TORONTO - Mike and Lian Crabb have made a few treks down from Anchorage, Alaska to see their son Joey play, but none have been timed with any of his 34 NHL appearances.
That could change in the next couple of weeks with another family trip in the works and Crabb proving very useful in five games so far with the Maple Leafs. After a revolving series of left wingers trying to complement Phil Kessel and Tyler Bozak, Crabb has shown signs of becoming that mix of snark and spark that the underperforming duo need.
Crabb had two points in Saturday’s 5-1 win over Ottawa, three in four games on their line and four in five for the Leafs in the span of two call-ups.
But we’re talking about the Leafs here. They’ve achieved back-to-back wins just three times since a 4-0 start. The acid test for Crabb & Co. will be Monday against the Boston Bruins, who have made Kessel and Bozak all but disappear this season and last.
Kessel accorded Crabb some high praise by mentioning him in the same sentence as Boston’s steamroller Milan Lucic, a former teammate.
“That's what Lucic does. He’s physical, he gets on the puck and gets a turnover,” Kessel said. “Joey brings a certain aspect of that. He’s got into the forecheck and used his body well to bump guys.”
Bozak had two goals on Saturday, his first such outing in two NHL seasons and first time he’s scored in back-to-back games since last year. Kessel also assisted on both goals and used his wheels on a back check to steal a puck and start the play.
“(Crabb) has been great for us,” Bozak agreed. “He loves to go to the net, but he can make plays and he’s always looking for you.”
Crabb had 18 points in 34 games with the Marlies when summoned up to the Leafs, the club hoping he could do what rookie Nazem Kadri couldn’t, at least while the latter was cast as a winger.
“I’ve always been a two-way player,” Crabb said. “Growing up, I had some offensive abilities and I didn’t lose that completely, I hope.”

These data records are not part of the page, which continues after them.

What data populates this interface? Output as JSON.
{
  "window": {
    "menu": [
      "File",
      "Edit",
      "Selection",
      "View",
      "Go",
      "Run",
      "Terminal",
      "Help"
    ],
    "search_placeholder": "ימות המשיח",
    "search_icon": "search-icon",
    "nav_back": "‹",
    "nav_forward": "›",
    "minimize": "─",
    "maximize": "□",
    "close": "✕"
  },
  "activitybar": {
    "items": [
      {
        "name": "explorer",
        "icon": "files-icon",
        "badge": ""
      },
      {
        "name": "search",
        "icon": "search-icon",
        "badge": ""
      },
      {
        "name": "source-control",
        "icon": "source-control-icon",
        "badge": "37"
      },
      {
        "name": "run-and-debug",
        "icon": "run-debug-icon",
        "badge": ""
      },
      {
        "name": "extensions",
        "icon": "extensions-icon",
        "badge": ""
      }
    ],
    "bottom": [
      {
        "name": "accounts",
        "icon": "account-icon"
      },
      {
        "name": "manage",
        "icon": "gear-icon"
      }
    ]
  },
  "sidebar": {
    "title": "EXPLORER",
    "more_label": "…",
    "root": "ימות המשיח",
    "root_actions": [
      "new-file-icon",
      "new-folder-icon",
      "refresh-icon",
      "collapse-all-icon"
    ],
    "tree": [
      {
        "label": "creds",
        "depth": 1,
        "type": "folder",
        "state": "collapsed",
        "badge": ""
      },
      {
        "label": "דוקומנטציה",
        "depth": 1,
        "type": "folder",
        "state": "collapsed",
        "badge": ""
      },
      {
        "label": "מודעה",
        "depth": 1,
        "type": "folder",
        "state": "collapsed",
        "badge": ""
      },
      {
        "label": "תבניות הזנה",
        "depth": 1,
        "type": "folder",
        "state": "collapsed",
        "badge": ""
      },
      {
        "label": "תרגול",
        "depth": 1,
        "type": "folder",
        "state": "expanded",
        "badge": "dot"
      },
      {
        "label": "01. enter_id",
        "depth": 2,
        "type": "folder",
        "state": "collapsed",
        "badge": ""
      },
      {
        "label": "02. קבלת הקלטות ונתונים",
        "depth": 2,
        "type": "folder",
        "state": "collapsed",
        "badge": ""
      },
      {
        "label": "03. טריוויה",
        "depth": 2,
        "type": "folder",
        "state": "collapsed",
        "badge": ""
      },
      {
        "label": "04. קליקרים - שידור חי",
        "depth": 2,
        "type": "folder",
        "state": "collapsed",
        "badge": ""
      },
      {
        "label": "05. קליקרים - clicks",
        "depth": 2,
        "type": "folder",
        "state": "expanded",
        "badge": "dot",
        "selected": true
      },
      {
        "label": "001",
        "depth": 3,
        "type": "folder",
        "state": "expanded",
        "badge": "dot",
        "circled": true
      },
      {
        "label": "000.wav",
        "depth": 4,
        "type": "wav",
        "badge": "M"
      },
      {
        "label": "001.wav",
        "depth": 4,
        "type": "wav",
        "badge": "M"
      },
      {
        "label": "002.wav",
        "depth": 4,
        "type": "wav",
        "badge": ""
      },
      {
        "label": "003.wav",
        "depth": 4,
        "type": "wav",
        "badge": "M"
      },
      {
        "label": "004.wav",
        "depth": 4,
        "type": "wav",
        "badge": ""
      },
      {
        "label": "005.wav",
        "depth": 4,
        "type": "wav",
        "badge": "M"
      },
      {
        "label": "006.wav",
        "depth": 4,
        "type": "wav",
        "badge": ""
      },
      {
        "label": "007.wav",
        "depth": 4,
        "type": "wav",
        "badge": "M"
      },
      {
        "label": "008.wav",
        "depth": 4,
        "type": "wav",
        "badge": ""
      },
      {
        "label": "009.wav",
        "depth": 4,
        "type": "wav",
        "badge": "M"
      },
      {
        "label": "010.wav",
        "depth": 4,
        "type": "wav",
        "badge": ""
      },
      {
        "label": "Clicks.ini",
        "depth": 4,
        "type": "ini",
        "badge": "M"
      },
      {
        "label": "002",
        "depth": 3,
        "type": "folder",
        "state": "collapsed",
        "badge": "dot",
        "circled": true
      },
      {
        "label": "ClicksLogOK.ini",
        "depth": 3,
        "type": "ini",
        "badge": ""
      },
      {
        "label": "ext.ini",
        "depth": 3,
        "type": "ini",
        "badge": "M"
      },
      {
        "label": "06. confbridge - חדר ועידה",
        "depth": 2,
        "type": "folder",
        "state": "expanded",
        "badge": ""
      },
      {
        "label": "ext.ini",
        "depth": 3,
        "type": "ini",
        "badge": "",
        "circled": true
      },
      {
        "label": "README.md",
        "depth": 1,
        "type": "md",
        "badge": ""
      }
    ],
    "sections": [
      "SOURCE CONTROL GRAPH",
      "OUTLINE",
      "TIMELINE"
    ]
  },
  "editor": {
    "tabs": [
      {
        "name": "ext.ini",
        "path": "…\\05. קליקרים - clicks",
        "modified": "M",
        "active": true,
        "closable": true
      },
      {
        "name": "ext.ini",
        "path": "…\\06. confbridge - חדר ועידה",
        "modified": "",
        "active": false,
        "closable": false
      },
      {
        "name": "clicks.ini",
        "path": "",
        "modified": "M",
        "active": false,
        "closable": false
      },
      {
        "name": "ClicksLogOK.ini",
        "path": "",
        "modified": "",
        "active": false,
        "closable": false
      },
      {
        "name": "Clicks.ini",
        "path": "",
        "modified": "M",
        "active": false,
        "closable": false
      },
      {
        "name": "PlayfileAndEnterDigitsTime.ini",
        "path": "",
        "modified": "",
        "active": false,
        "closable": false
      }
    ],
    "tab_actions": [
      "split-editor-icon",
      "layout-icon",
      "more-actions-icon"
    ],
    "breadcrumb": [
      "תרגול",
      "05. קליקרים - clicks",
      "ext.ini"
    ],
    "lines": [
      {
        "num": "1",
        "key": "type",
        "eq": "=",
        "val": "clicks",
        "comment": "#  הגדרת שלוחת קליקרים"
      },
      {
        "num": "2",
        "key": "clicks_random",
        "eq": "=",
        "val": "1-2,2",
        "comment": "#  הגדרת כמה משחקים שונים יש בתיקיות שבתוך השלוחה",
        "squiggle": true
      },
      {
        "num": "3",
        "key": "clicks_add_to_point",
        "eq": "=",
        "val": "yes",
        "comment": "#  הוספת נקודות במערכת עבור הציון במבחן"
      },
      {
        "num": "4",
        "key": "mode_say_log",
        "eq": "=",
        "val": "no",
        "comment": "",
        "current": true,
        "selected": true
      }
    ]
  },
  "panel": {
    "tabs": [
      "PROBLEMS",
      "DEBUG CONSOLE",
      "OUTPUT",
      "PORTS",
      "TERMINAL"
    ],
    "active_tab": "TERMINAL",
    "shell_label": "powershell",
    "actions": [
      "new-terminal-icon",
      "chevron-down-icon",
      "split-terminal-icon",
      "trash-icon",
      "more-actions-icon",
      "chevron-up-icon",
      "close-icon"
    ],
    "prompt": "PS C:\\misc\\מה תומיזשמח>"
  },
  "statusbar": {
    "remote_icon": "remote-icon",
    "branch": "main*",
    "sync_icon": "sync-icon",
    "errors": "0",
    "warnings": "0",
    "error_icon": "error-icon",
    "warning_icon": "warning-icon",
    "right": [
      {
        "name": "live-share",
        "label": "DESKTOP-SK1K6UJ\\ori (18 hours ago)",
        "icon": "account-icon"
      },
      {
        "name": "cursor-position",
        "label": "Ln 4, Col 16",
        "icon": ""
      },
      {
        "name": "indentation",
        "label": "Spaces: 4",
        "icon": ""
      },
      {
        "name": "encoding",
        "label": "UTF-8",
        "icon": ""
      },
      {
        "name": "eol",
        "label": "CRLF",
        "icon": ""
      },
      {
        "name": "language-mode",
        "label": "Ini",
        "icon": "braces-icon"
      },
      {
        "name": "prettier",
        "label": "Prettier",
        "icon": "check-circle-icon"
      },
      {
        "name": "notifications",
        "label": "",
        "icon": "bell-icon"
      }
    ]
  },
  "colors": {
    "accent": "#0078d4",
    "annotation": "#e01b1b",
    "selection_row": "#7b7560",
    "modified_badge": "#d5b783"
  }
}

You can bet his parents are following developments very closely as they ponder coming in from Anchorage again. Crabb is a proud third-generation Alaskan from America’s most northerly city
“A lot of people moved up there around World War II because there were a lot of military bases close to Japan,” Crabb said. “Then the big road (the Alcan Highway) was built and my family has been up there ever since. I loved it in Alaska, playing out on frozen ponds, spending hours and hours out there.”
Crabb’s parents came in to watch him in the AHL a few times with Chicago, but missed his 29-game stint with the Atlanta Thrashers. They saw him a few times with Colorado College, after he was a late-round pick of the Rangers, but in their only Toronto visit earlier this year, Crabb was with the Marlies.
“They’ve tried three or four times,” Crabb said. “They’ve made plans again, but the tickets are tentative so they can cancel if they have to. Hopefully, it works out this time. I’ve been in the league a few years and I’m used to this stuff, being called up and sent down.”
Crabb waited his turn as a number of farmhands went up ahead of him, such as Christian Hanson, Kadri, Jay Rosehill, Mike Zigomanis and Luca Caputi. But the sun is shining on him right now, along with centre Darryl Boyce.
Coach Ron Wilson wants veterans on the team to take note.
“(Boyce and Crabb) have been kind of kicking around,” he said. “They view this as a great opportunity to bring that sense of desperation to their game that we need right now.”